Tennis elbow, or lateral epicondylitis, is an overuse tendinopathy of the lateral wrist extensor muscles where they insert at the elbow. This condition occurs most commonly in adults between 30 and 50 years, with risk factors including repetitive use of the elbow, tobacco use, and other hand issues such as carpal tunnel syndrome and de Quervain’s tenosynovitis. The cause of pain and disability in lateral epicondylitis is unknown. It is likely to be multifactorial with an emphasis on repetitive microtrauma and overuse in genetically predisposed individuals.

Who does it affect?

Lateral epicondylitis affects 1–3 % of adults in the general population each year [1, 34]. However, the incidence may differ depending on the population of interest as more than 50 % of amateur tennis players reported having been affected with lateral epicondylitis at some point in their career [19]. Typically, adults in the fourth or fifth decade of life are affected. Males and females are affected equally [10, 30], and oftentimes it is the dominant arm that is symptomatic.

Manual laborers, smokers, and those who repetitively bend/straighten their elbow for more than 1 h/day and have poor social support have been associated with higher rates of lateral epicondylitis [10, 14, 30, 35]. The burden on the economic system is substantial, with 5 % of the affected working-age subjects reporting work absence because of elbow symptoms in the past 12 months [35]. In addition, comorbid conditions, including rotator cuff pathology, DeQuervain’s disease, carpal tunnel syndrome, and oral corticosteroid therapy, have been shown to be independent risk factors for developing lateral epicondylitis. The exact mechanism for this is unclear [33].

How effective is Shockwave Therapy as a treatment?

At Physio Tullamore we use the most evidence based treatments.
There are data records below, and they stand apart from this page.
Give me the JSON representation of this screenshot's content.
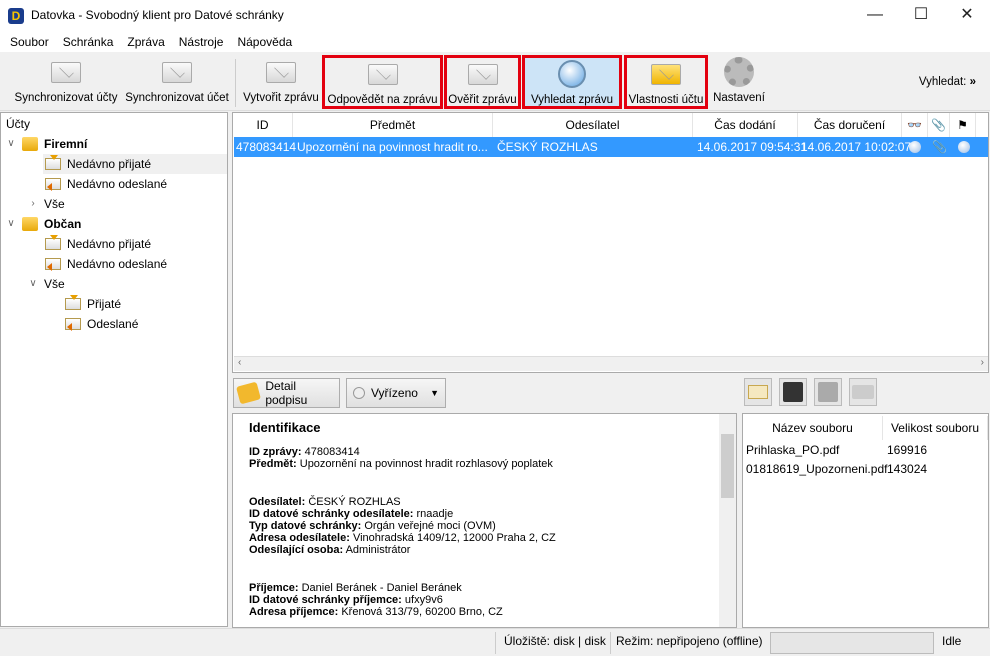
{
  "window": {
    "title": "Datovka - Svobodný klient pro Datové schránky",
    "minimize": "—",
    "maximize": "☐",
    "close": "✕"
  },
  "menu": [
    "Soubor",
    "Schránka",
    "Zpráva",
    "Nástroje",
    "Nápověda"
  ],
  "toolbar": {
    "items": [
      "Synchronizovat účty",
      "Synchronizovat účet",
      "Vytvořit zprávu",
      "Odpovědět na zprávu",
      "Ověřit zprávu",
      "Vyhledat zprávu",
      "Vlastnosti účtu",
      "Nastavení"
    ],
    "search_label": "Vyhledat:",
    "overflow": "»"
  },
  "tree": {
    "root": "Účty",
    "accounts": [
      {
        "name": "Firemní",
        "recent_received": "Nedávno přijaté",
        "recent_sent": "Nedávno odeslané",
        "all": "Vše"
      },
      {
        "name": "Občan",
        "recent_received": "Nedávno přijaté",
        "recent_sent": "Nedávno odeslané",
        "all": "Vše",
        "received": "Přijaté",
        "sent": "Odeslané"
      }
    ]
  },
  "messages": {
    "columns": [
      "ID",
      "Předmět",
      "Odesílatel",
      "Čas dodání",
      "Čas doručení"
    ],
    "rows": [
      {
        "id": "478083414",
        "subject": "Upozornění na povinnost hradit ro...",
        "sender": "ČESKÝ ROZHLAS",
        "delivered": "14.06.2017 09:54:31",
        "accepted": "14.06.2017 10:02:07"
      }
    ]
  },
  "actions": {
    "signature_detail": "Detail podpisu",
    "status_select": "Vyřízeno"
  },
  "detail": {
    "title": "Identifikace",
    "groups": [
      [
        {
          "label": "ID zprávy:",
          "value": "478083414"
        },
        {
          "label": "Předmět:",
          "value": "Upozornění na povinnost hradit rozhlasový poplatek"
        }
      ],
      [
        {
          "label": "Odesílatel:",
          "value": "ČESKÝ ROZHLAS"
        },
        {
          "label": "ID datové schránky odesílatele:",
          "value": "rnaadje"
        },
        {
          "label": "Typ datové schránky:",
          "value": "Orgán veřejné moci (OVM)"
        },
        {
          "label": "Adresa odesílatele:",
          "value": "Vinohradská 1409/12, 12000 Praha 2, CZ"
        },
        {
          "label": "Odesílající osoba:",
          "value": "Administrátor"
        }
      ],
      [
        {
          "label": "Příjemce:",
          "value": "Daniel Beránek - Daniel Beránek"
        },
        {
          "label": "ID datové schránky příjemce:",
          "value": "ufxy9v6"
        },
        {
          "label": "Adresa příjemce:",
          "value": "Křenová 313/79, 60200 Brno, CZ"
        }
      ]
    ]
  },
  "attachments": {
    "columns": [
      "Název souboru",
      "Velikost souboru"
    ],
    "rows": [
      {
        "name": "Prihlaska_PO.pdf",
        "size": "169916"
      },
      {
        "name": "01818619_Upozorneni.pdf",
        "size": "143024"
      }
    ]
  },
  "status": {
    "storage": "Úložiště: disk | disk",
    "mode": "Režim: nepřipojeno (offline)",
    "state": "Idle"
  },
  "colors": {
    "selection": "#3399ff",
    "highlight": "#e3000f"
  }
}
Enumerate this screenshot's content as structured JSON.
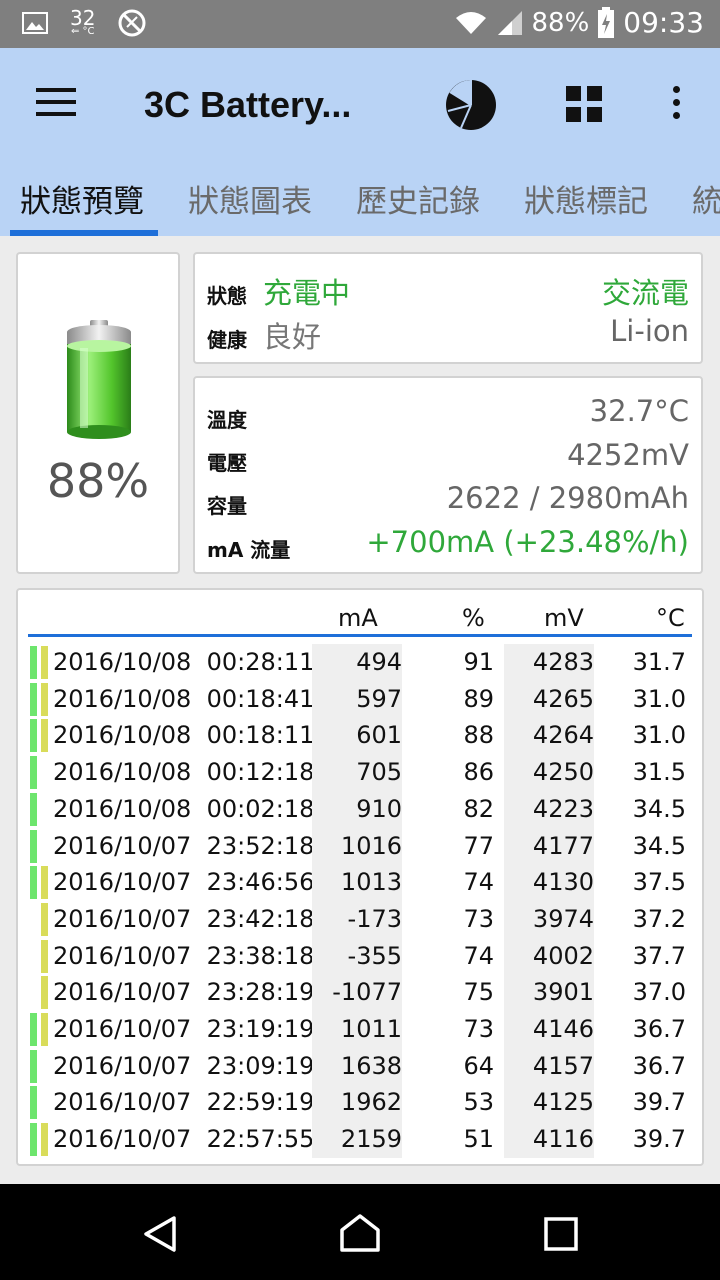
{
  "status_bar": {
    "temp": "32",
    "temp_unit": "°C",
    "battery_pct": "88%",
    "time": "09:33"
  },
  "app_bar": {
    "title": "3C Battery...",
    "tabs": [
      "狀態預覽",
      "狀態圖表",
      "歷史記錄",
      "狀態標記",
      "統"
    ]
  },
  "battery": {
    "percent": "88%"
  },
  "status": {
    "status_label": "狀態",
    "status_value": "充電中",
    "power_source": "交流電",
    "health_label": "健康",
    "health_value": "良好",
    "chemistry": "Li-ion"
  },
  "info": {
    "temperature_label": "溫度",
    "temperature_value": "32.7°C",
    "voltage_label": "電壓",
    "voltage_value": "4252mV",
    "capacity_label": "容量",
    "capacity_value": "2622 / 2980mAh",
    "flow_label": "mA 流量",
    "flow_value": "+700mA (+23.48%/h)"
  },
  "table": {
    "headers": {
      "ma": "mA",
      "pct": "%",
      "mv": "mV",
      "temp": "°C"
    },
    "rows": [
      {
        "datetime": "2016/10/08  00:28:11",
        "ma": "494",
        "pct": "91",
        "mv": "4283",
        "temp": "31.7",
        "marks": [
          "green",
          "yellow"
        ]
      },
      {
        "datetime": "2016/10/08  00:18:41",
        "ma": "597",
        "pct": "89",
        "mv": "4265",
        "temp": "31.0",
        "marks": [
          "green",
          "yellow"
        ]
      },
      {
        "datetime": "2016/10/08  00:18:11",
        "ma": "601",
        "pct": "88",
        "mv": "4264",
        "temp": "31.0",
        "marks": [
          "green",
          "yellow"
        ]
      },
      {
        "datetime": "2016/10/08  00:12:18",
        "ma": "705",
        "pct": "86",
        "mv": "4250",
        "temp": "31.5",
        "marks": [
          "green"
        ]
      },
      {
        "datetime": "2016/10/08  00:02:18",
        "ma": "910",
        "pct": "82",
        "mv": "4223",
        "temp": "34.5",
        "marks": [
          "green"
        ]
      },
      {
        "datetime": "2016/10/07  23:52:18",
        "ma": "1016",
        "pct": "77",
        "mv": "4177",
        "temp": "34.5",
        "marks": [
          "green"
        ]
      },
      {
        "datetime": "2016/10/07  23:46:56",
        "ma": "1013",
        "pct": "74",
        "mv": "4130",
        "temp": "37.5",
        "marks": [
          "green",
          "yellow"
        ]
      },
      {
        "datetime": "2016/10/07  23:42:18",
        "ma": "-173",
        "pct": "73",
        "mv": "3974",
        "temp": "37.2",
        "marks": [
          "yellow"
        ]
      },
      {
        "datetime": "2016/10/07  23:38:18",
        "ma": "-355",
        "pct": "74",
        "mv": "4002",
        "temp": "37.7",
        "marks": [
          "yellow"
        ]
      },
      {
        "datetime": "2016/10/07  23:28:19",
        "ma": "-1077",
        "pct": "75",
        "mv": "3901",
        "temp": "37.0",
        "marks": [
          "yellow"
        ]
      },
      {
        "datetime": "2016/10/07  23:19:19",
        "ma": "1011",
        "pct": "73",
        "mv": "4146",
        "temp": "36.7",
        "marks": [
          "green",
          "yellow"
        ]
      },
      {
        "datetime": "2016/10/07  23:09:19",
        "ma": "1638",
        "pct": "64",
        "mv": "4157",
        "temp": "36.7",
        "marks": [
          "green"
        ]
      },
      {
        "datetime": "2016/10/07  22:59:19",
        "ma": "1962",
        "pct": "53",
        "mv": "4125",
        "temp": "39.7",
        "marks": [
          "green"
        ]
      },
      {
        "datetime": "2016/10/07  22:57:55",
        "ma": "2159",
        "pct": "51",
        "mv": "4116",
        "temp": "39.7",
        "marks": [
          "green",
          "yellow"
        ]
      }
    ]
  },
  "colors": {
    "app_bar": "#b9d3f5",
    "accent": "#1e6fd9",
    "charging_green": "#2fa83a",
    "mark_green": "#6de56d",
    "mark_yellow": "#d9dc5a"
  },
  "icons": [
    "gallery-icon",
    "usb-icon",
    "no-data-icon",
    "wifi-icon",
    "signal-icon",
    "battery-charging-icon",
    "menu-icon",
    "pie-chart-icon",
    "grid-icon",
    "more-vert-icon",
    "back-icon",
    "home-icon",
    "recents-icon"
  ]
}
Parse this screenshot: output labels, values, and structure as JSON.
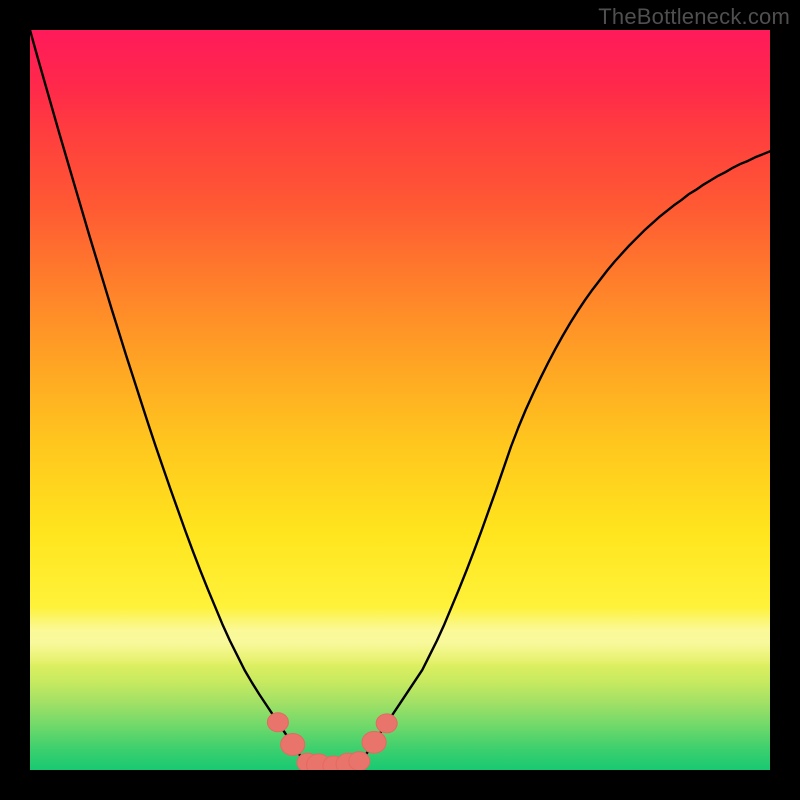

Below is a study looking at the effectiveness of Shockwave Therapy for the treatment of Tennis Elbow.

Title: Efficacy of low-energy extracorporeal shockwave therapy and a supervised clinical exercise protocol for the treatment of chroniclateral epicondylitis: A randomised controlled study

(Author/Creator: Sarkar, Bibhuti ; Das, Pooja Ghosh ; Equebal, Ameed ; Mitra, Puspal Kumar ; Kumar, Ratnesh ; Anwer, Shahnawaz (Hong Kong Physiotherapy Journal, 2013, Vol.31(1), pp.19-24 [Peer Reviewed Journal])

Subjects: extracorporeal shockwave therapy ; lateral epicondylitis ; supervised exercise protocol

Description: This randomised controlled trial was designed to evaluate the efficacy of low-energy extracorporeal shockwave therapywith a supervised exercise protocol for the treatment of chronic lateral epicondylitis. Thirty patients of lateral epicondylitis were randomly placed into two groups: an experimental group (n = 15) and a control group (n = 15). The experimental group received low-energy extracorporeal shockwave therapy and supervised exercise once a week for 3 weeks, whereas the control group received a supervised exercise protocol three times a week. Both the groups were instructed to carry out a home exercise programme twice daily for 4 weeks.Outcome parameters included in this study were pain intensity, pain-free grip strength, and the Disability of Arm, Shoulder, and Hand questionnaire. Data were collected at baseline and after the end of treatment (at 4th week). There was a decline in pain, and improvements in pain-free grip strength and limb function in both groups compared with the baseline values. At the end of the treatment period, the experimental group had greater reduction in pain intensity and better improvement in limb function (p < 0.01).

It can be concluded that low-energy extracorporeal shockwave therapy, when combined with regular exercise, is an effective method for reducing pain and improving upper limb function in patients with chronic lateral epicondylitis.